A foresail was borrowed from him, with which I could make my way from the mouth of the river to St. Michael's, should any accident have happened to the "Yukon." It was too large and would have to be cut to fit, an expedient to which I did not intend to resort until we reached the mouth of the river.

ANVIK.

(Looking down both the Yukon and Anvik Rivers.)

Mr. Fredericksen's station is on the banks of both the Yukon and the Anvik, as the streams approach within about fifty or seventy-five yards of each other at this point, although their confluence occurs, as I have said, about a mile below. The illustration above is from the station looking toward the point of confluence. When the present trader first came to the station a few years previously, the two rivers were far apart at this point, but the Anvik has encroached so largely upon its left bank that Mr. Fredericksen expected another year to unite the streams at his place, if the Anvik did not actually sweep him away or force him to change his residence.

Anvik is the last station in the Indian country, and at Makágamute, thirty or forty miles below, the Eskimo begin to appear, and continue from that point to the mouth of the river.

We started again on the 23d, with a fine breeze behind us, passing Makágamute or moot (pronounced like boot, shoot), at 1:30 P.M. It was composed of eight or ten houses of a most substantial build, flanked and backed by fifteen to twenty caches, and had altogether a most prosperous appearance, impressing a stranger with the superiority of the Eskimo over their neighbors. The doors were singular little circular or rounded holes, very like exaggerated specimens of the cottage bird-houses, which some people erect for their feathered friends. Villages were much more numerous on the 23d, than upon any previous day of our voyage. Everywhere might be seen their traps and nets for catching salmon, of which fish they must capture enormous quantities, for they live upon salmon the year round.

Myriads of geese might be observed in all directions during this fine weather, preparing and mobilizing for their autumnal emigration to the south; and the air was vocal with their cries.

On the night of the 23d we had a severe frost, the heavy sedge grass near camp being literally white with it, and the cook was heard grumbling about the condition of his dishcloth, which was about as flexible as a battered milk-pan, until thawed out by means of hot water. The few mosquitoes we saw next morning were pitiable looking creatures, although I doubt very much whether any sentiment was wasted on them. However much the cold spell threatened to hasten the arrival of winter, and to send the ships at St. Michael's flying south, yet the discomfiture of the mosquitoes afforded us a good deal of consolation, and thereafter our annoyances from this source were but trifling.

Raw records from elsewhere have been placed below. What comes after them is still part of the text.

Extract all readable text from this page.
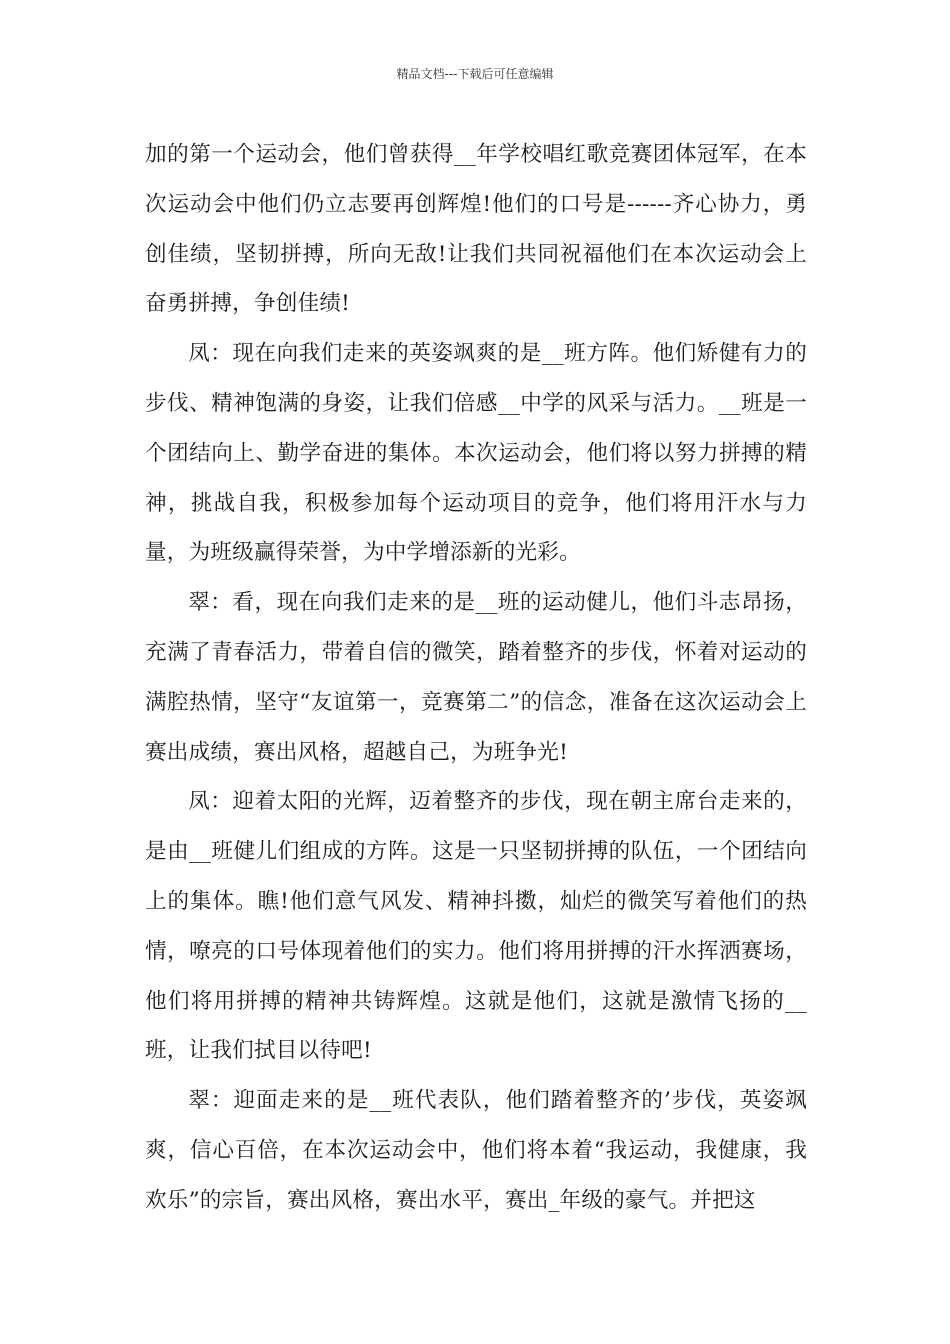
精品文档---下载后可任意编辑

加的第一个运动会，他们曾获得__年学校唱红歌竞赛团体冠军，在本次运动会中他们仍立志要再创辉煌!他们的口号是------齐心协力，勇创佳绩，坚韧拼搏，所向无敌!让我们共同祝福他们在本次运动会上奋勇拼搏，争创佳绩!

凤：现在向我们走来的英姿飒爽的是__班方阵。他们矫健有力的步伐、精神饱满的身姿，让我们倍感__中学的风采与活力。__班是一个团结向上、勤学奋进的集体。本次运动会，他们将以努力拼搏的精神，挑战自我，积极参加每个运动项目的竞争，他们将用汗水与力量，为班级赢得荣誉，为中学增添新的光彩。

翠：看，现在向我们走来的是__班的运动健儿，他们斗志昂扬，充满了青春活力，带着自信的微笑，踏着整齐的步伐，怀着对运动的满腔热情，坚守“友谊第一，竞赛第二”的信念，准备在这次运动会上赛出成绩，赛出风格，超越自己，为班争光!

凤：迎着太阳的光辉，迈着整齐的步伐，现在朝主席台走来的，是由__班健儿们组成的方阵。这是一只坚韧拼搏的队伍，一个团结向上的集体。瞧!他们意气风发、精神抖擞，灿烂的微笑写着他们的热情，嘹亮的口号体现着他们的实力。他们将用拼搏的汗水挥洒赛场，他们将用拼搏的精神共铸辉煌。这就是他们，这就是激情飞扬的__班，让我们拭目以待吧!

翠：迎面走来的是__班代表队，他们踏着整齐的’步伐，英姿飒爽，信心百倍，在本次运动会中，他们将本着“我运动，我健康，我欢乐”的宗旨，赛出风格，赛出水平，赛出_年级的豪气。并把这
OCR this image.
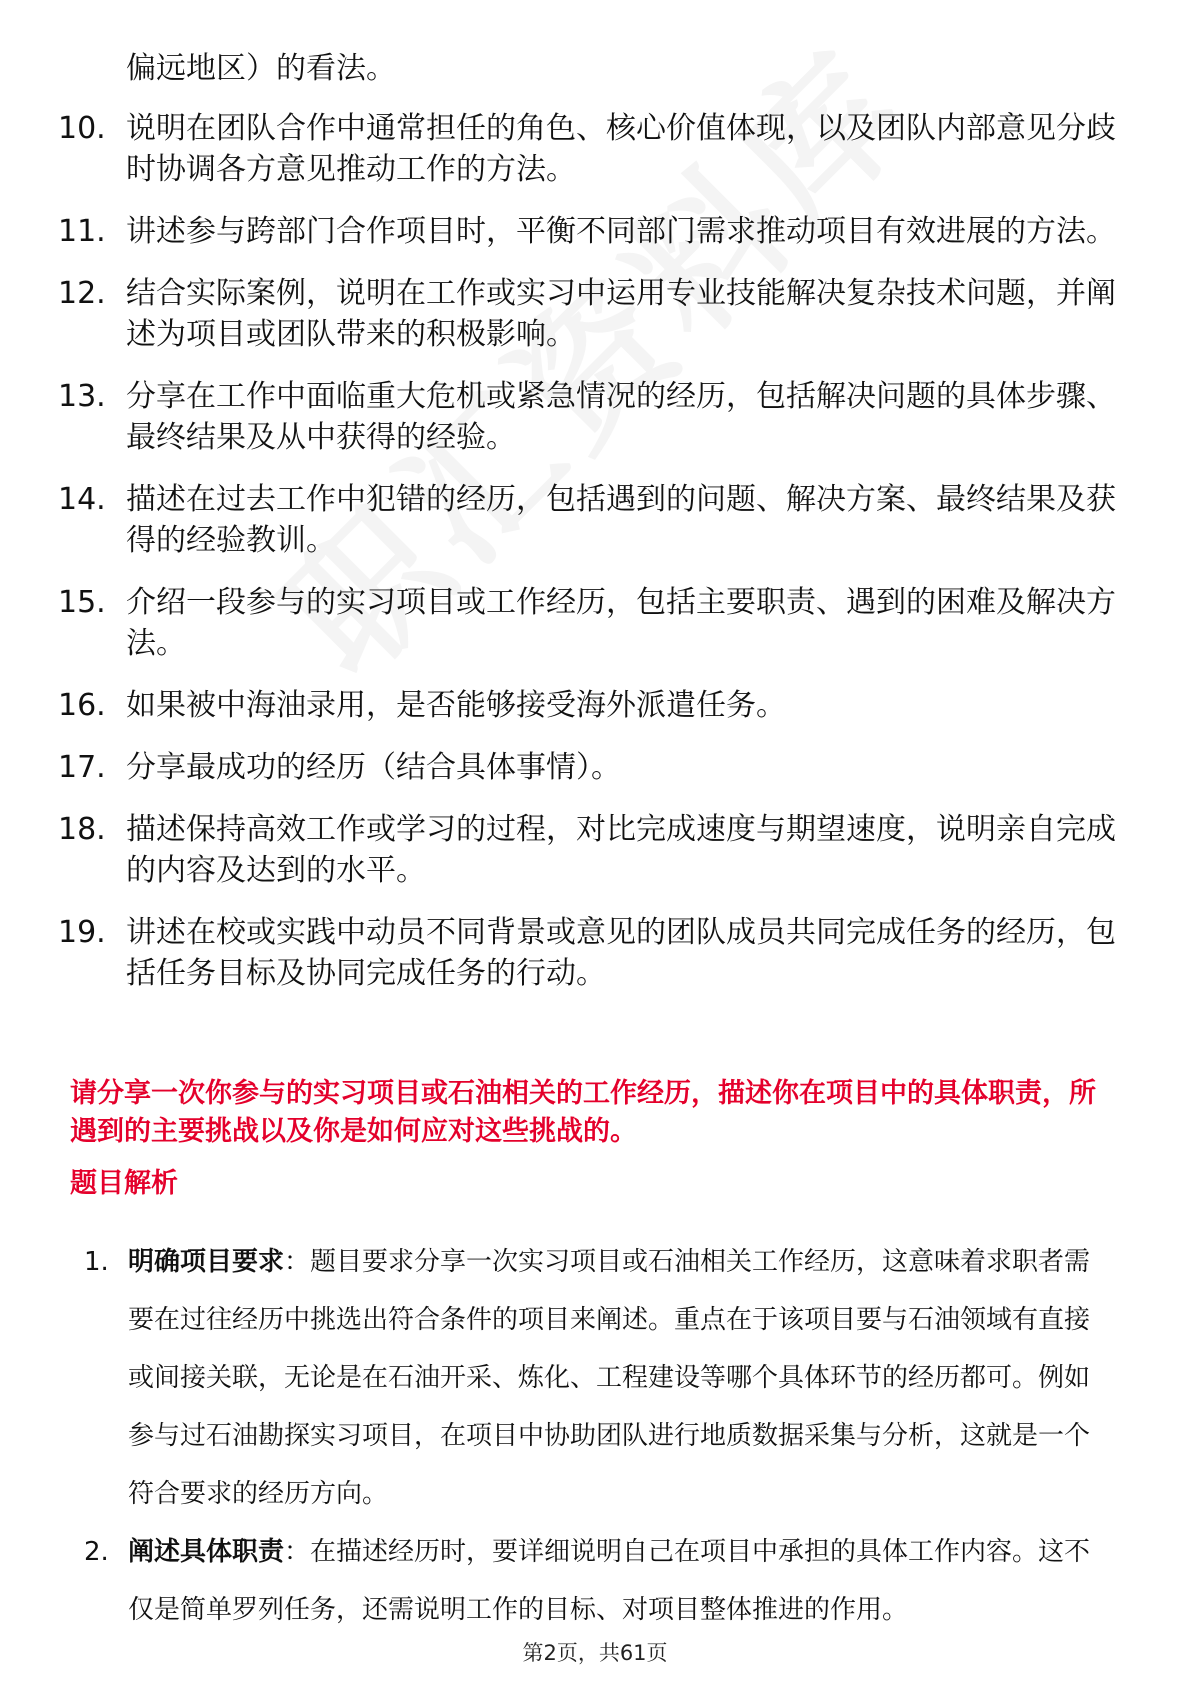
偏远地区）的看法。
10. 说明在团队合作中通常担任的角色、核心价值体现，以及团队内部意见分歧时协调各方意见推动工作的方法。
11. 讲述参与跨部门合作项目时，平衡不同部门需求推动项目有效进展的方法。
12. 结合实际案例，说明在工作或实习中运用专业技能解决复杂技术问题，并阐述为项目或团队带来的积极影响。
13. 分享在工作中面临重大危机或紧急情况的经历，包括解决问题的具体步骤、最终结果及从中获得的经验。
14. 描述在过去工作中犯错的经历，包括遇到的问题、解决方案、最终结果及获得的经验教训。
15. 介绍一段参与的实习项目或工作经历，包括主要职责、遇到的困难及解决方法。
16. 如果被中海油录用，是否能够接受海外派遣任务。
17. 分享最成功的经历（结合具体事情）。
18. 描述保持高效工作或学习的过程，对比完成速度与期望速度，说明亲自完成的内容及达到的水平。
19. 讲述在校或实践中动员不同背景或意见的团队成员共同完成任务的经历，包括任务目标及协同完成任务的行动。
请分享一次你参与的实习项目或石油相关的工作经历，描述你在项目中的具体职责，所遇到的主要挑战以及你是如何应对这些挑战的。
题目解析
1. 明确项目要求：题目要求分享一次实习项目或石油相关工作经历，这意味着求职者需要在过往经历中挑选出符合条件的项目来阐述。重点在于该项目要与石油领域有直接或间接关联，无论是在石油开采、炼化、工程建设等哪个具体环节的经历都可。例如参与过石油勘探实习项目，在项目中协助团队进行地质数据采集与分析，这就是一个符合要求的经历方向。
2. 阐述具体职责：在描述经历时，要详细说明自己在项目中承担的具体工作内容。这不仅是简单罗列任务，还需说明工作的目标、对项目整体推进的作用。
第2页，共61页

Starting at 8 A.M. with a head breeze, by ten o'clock the wind had become a gale and we were scarcely making half a mile an hour, when at 2:20 P.M. we saw the steamer "Yukon," with the St. Michael's in tow, coming round a high precipitous point about three miles abaft of us, and there went up a shout of welcome from our boat that drowned even the voice of the gale, and almost simultaneously the flash of a dozen guns went up from both the "Yukon's" decks and our own. The point around which the steamer had been sighted, a conspicuous landmark, I named Petersen Point, after Captain Petersen of the "Yukon," that being the only name I gave on the river below old Fort Yukon. In about half-an-hour the steamer was alongside and we were taken in tow, and once more began cleaving the water, in defiance of the gale.